Ich war blauäugig. Der erste Hund... Man will alles richtig machen. Dann liest man so viel über Fehlverknüpfungen, traumatiesierungen, Gewalt.... Oh nein, das wollte ich nicht. In der Welpenzeit war alles tacko. Er orientierte sich an mir. Ich war sein Alles. Dann wurde er älter und rüpelig. Er testet aus, pöbelt rum, ist oft überm Ziel hinaus.
Erst versuchte ich mit alt bekannten Mittel weiter zu trainieren. Clickern, Bögen laufen, alles positiv belegen... Er pöbelte nie aus Unsicherheit auch wenn ich mir das als Schönrederei oft selber sagte. Nein, er hat einfach Spaß dran. Iiiiregndwann platzte ich. Einstein legte los und ich wurde sauer, griff ihm aus dem Affekt heraus am Kragenfell, sagte ihm er sei ein Arsch und bucksierte ihm wieder neben mir. Tjoa.... Damit war da Thema dann durch. Nagut... Manchmal versucht er es nochmal, aber das habe ich schnell im Griff.
Dann dachte ich mir... Warum hast du dich verstellt? Bleibt authentisch. Sei sauer wenn du sauer bist, sei enttäuscht, wenn du enttäuscht bist und freue dich!
Alle reden immer von Kommunikation, aber warum sollte man den Hunden einen wichtigen Teil davon nehmen? Freude, Zusammengehörigkeit aber auch Mal sauer sein zu dürfen... Ein Hund der keine Aggressionen zeigt ist für mich genauso gestört, wie einer, der zuviel davon zeigt.

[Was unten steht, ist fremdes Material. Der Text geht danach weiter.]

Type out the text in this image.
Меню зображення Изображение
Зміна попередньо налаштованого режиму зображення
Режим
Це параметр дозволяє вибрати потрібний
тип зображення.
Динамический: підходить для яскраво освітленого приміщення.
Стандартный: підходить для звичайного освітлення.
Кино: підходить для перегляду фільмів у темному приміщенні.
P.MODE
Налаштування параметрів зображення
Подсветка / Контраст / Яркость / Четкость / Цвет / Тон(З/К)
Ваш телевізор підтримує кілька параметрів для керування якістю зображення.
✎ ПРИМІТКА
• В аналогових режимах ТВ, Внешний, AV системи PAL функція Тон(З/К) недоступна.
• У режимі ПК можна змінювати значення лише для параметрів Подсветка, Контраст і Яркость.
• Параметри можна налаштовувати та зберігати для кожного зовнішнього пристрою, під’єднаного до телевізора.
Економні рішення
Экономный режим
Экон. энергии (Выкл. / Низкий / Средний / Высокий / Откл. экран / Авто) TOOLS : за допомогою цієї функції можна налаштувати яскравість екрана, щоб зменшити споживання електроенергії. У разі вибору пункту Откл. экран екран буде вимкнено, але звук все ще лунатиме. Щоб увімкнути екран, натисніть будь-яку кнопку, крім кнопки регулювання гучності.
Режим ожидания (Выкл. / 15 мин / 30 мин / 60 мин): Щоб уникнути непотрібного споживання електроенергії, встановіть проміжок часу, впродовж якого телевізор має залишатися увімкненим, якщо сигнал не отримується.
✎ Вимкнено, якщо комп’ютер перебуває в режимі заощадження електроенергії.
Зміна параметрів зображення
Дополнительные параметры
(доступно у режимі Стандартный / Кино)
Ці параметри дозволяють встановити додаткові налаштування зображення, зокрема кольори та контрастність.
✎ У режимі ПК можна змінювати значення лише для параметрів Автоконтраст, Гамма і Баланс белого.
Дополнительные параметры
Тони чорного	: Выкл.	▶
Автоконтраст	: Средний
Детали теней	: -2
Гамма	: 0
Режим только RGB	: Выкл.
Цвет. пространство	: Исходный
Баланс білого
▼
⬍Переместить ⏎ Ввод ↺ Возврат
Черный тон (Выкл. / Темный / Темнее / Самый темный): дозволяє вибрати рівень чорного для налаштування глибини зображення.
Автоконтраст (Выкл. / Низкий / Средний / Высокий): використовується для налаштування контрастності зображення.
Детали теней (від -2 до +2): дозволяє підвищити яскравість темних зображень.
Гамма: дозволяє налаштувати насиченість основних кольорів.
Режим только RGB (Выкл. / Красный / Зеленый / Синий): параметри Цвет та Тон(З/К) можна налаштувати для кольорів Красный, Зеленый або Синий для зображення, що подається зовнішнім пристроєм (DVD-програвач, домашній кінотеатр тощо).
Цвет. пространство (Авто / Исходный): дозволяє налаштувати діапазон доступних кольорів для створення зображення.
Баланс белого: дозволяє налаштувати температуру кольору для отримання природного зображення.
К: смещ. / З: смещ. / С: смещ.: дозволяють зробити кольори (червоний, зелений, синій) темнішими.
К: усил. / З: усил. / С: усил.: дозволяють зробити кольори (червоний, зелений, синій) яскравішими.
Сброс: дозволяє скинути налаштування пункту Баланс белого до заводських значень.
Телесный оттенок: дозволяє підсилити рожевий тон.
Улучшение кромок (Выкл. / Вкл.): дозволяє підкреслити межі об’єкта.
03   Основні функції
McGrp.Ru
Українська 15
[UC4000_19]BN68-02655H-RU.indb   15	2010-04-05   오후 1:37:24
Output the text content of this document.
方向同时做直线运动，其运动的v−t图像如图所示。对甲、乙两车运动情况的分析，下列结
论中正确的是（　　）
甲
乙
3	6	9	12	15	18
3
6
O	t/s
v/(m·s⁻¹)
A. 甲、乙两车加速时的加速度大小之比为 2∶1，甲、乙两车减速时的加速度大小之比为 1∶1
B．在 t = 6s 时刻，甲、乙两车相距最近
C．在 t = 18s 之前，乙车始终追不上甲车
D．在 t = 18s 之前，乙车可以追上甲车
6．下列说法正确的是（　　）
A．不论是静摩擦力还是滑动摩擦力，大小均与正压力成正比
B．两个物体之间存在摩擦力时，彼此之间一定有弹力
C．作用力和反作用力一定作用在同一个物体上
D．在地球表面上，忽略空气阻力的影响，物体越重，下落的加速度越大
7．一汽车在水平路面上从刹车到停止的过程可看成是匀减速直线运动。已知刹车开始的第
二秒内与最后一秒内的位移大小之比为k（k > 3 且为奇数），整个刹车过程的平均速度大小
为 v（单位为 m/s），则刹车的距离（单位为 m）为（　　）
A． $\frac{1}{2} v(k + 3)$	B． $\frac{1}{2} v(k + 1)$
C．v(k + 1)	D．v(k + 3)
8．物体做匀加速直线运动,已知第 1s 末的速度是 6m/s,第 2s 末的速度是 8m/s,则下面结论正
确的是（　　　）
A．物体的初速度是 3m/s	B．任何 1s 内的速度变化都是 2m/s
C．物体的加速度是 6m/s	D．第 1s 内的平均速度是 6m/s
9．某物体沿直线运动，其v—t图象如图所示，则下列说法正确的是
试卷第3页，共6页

Angemessene Strafen finde ich ok und manchmal auch sehr wichtig. Was angemessen ist?! Kommt auf den Hund drauf an.... Der eine brauch nur einen scharfes Wort, der andere auch mal körperliche Einschränkung. Ja,mich böse Hundemutti blocke meinen Hund oder "buffe" ihn mal an.

Strafen in Form von starken Schmerzen wie beim falsch eingesetzten Stachel oder beim Teletakt lehne ich jedoch stark ab.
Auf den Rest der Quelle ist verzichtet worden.